[libvirt] RFC: CPU counting in qemu driver

Mon Nov 22 13:52:41 UTC 2010

On Thu, Nov 18, 2010 at 06:51:20PM +0100, Jiri Denemark wrote:
> Hi all,
> 
> libvirt's qemu driver doesn't follow the semantics of CPU-related counters in
> nodeinfo structure, which is
> 
>     nodes   : the number of NUMA cell, 1 for uniform mem access
>     sockets : number of CPU socket per node
>     cores   : number of core per socket
>     threads : number of threads per core
> 
> Qemu driver ignores the "per node" part of sockets semantics, and only gives
> total number of sockets found on the host. That actually makes more sense but
> we have to fix it since it doesn't follow the documented semantics of public
> API. That is, we would do something like the following at the end of
> linuxNodeInfoCPUPopulate():
> 
>     nodeinfo->sockets /= nodeinfo->nodes;
> 
> The problem is that NUMA topology is independent on CPU topology and there are
> systems for which nodeinfo->sockets % nodeinfo->nodes != 0. An example being
> the following NUMA topology of a system with 4 CPU sockets:
> 
>     node0  CPUs: 0-5
>            total memory: 8252920
>     node1  CPUs: 6-11
>            total memory: 16547840
>     node2  CPUs: 12-17
>            total memory: 8273920
>     node3  CPUs: 18-23
>            total memory: 16547840
>     node4  CPUs: 24-29
>            total memory: 8273920
>     node5  CPUs: 30-35
>            total memory: 16547840
>     node6  CPUs: 36-41
>            total memory: 8273920
>     node7  CPUs: 42-47
>            total memory: 16547840
> 
> which shows that the cores are actually mapped via the AMD intra-socket
> interconnects. Note that this funky topology was verified to be correct so
> it's not just a kernel bug which would result in wrong topology being
> reported.

So you are saying that 1 physical CPU socket, can be associated with
2 NUMA nodes at the same time ?  If you have only 4 sockets here, then
there are 12 cores per socket, and 6 cores in each socket in a NUMA
node ?

Can you provide the full 'numactl --hardware' output. I guess we're
facing a 2-level NUMA hierarchy, where the first level is done inside
the socket, and the second level is between sockets.

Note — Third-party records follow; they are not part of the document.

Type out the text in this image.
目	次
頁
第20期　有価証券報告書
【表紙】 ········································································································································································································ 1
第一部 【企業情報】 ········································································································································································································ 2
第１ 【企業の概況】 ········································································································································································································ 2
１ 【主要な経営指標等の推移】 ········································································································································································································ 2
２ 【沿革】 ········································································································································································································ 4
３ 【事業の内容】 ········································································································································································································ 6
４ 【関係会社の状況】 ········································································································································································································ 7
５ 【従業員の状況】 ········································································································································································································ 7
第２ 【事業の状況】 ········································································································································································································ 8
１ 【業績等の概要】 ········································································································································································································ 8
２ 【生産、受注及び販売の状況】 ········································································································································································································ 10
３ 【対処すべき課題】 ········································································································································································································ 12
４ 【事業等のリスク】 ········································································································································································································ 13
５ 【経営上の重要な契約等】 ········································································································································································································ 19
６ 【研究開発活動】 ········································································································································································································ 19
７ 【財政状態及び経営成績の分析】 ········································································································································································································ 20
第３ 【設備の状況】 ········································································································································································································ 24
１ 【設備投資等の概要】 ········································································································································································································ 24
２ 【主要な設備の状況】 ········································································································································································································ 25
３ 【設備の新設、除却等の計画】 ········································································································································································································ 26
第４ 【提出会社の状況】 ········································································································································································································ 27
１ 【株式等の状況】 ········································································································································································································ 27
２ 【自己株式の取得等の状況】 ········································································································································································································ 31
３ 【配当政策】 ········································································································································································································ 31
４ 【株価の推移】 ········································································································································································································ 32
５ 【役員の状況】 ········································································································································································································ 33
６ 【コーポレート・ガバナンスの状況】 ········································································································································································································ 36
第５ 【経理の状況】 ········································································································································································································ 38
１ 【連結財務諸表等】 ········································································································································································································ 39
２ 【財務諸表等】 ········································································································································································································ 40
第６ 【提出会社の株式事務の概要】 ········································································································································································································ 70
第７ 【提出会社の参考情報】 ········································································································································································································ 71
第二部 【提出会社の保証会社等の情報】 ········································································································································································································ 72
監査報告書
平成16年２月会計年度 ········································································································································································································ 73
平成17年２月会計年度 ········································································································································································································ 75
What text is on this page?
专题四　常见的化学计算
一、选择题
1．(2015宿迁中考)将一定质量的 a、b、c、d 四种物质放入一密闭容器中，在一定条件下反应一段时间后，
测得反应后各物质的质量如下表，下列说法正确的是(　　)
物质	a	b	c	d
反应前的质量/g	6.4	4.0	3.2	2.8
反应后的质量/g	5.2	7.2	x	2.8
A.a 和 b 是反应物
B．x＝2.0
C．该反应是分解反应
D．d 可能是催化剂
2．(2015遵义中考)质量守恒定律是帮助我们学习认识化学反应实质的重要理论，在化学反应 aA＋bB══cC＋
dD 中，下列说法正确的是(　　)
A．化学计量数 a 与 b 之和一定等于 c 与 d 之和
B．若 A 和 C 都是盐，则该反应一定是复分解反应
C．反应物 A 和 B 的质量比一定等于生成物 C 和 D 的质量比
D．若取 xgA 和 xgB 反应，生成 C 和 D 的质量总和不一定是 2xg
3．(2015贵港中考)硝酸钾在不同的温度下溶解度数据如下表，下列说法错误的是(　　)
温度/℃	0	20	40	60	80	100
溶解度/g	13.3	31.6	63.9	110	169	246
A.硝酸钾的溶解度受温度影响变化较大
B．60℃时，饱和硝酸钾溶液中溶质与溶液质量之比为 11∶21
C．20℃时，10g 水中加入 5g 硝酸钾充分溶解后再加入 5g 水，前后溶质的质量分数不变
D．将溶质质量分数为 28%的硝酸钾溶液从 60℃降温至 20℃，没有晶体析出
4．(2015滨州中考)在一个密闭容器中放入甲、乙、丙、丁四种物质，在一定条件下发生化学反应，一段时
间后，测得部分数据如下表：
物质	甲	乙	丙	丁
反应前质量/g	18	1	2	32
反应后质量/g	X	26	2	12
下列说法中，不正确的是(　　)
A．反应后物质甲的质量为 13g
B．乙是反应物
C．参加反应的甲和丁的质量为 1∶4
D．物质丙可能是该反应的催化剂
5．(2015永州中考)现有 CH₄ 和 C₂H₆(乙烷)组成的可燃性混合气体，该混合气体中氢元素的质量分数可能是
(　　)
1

What does Xen / 'xm info' report on such a host ?

> So the suggested calculation wouldn't work on such systems and we cannot
> really follow the API semantics since it doesn't work in this case.
> 
> My suggestion is to use the following code in linuxNodeInfoCPUPopulate():
> 
>     if (nodeinfo->sockets % nodeinfo->nodes == 0)
>         nodeinfo->sockets /= nodeinfo->nodes;
>     else
>         nodeinfo->nodes = 1;
> 
> That is we would lie about number of NUMA nodes on funky systems. If
> nodeinfo->nodes is greater than 1, then applications can rely on it being
> correct. If it's 1, applications that care about NUMA topology should consult
> /capabilities/host/topology/cells of capabilities XML to check the number of
> NUMA nodes in a reliable way, which I guess such applications would do anyway
> 
> However, if you have a better idea of fixing the issue while staying more
> compatible with current semantics, don't hesitate to share it.

In your example it sounds like we could alternatively lie about the number
of cores per socket. eg, instead of reporting 0.5 sockets per node with 12 cores,
report 1 socket per node each with 6 cores. Thus each of the reported sockets
would once again only be associated with 1 NUMA node at a time.

> Note, that we have VIR_NODEINFO_MAXCPUS macro in libvirt.h which computes
> maximum number of CPUs as (nodes * sockets * cores * threads) and we need to
> keep this working.

Daniel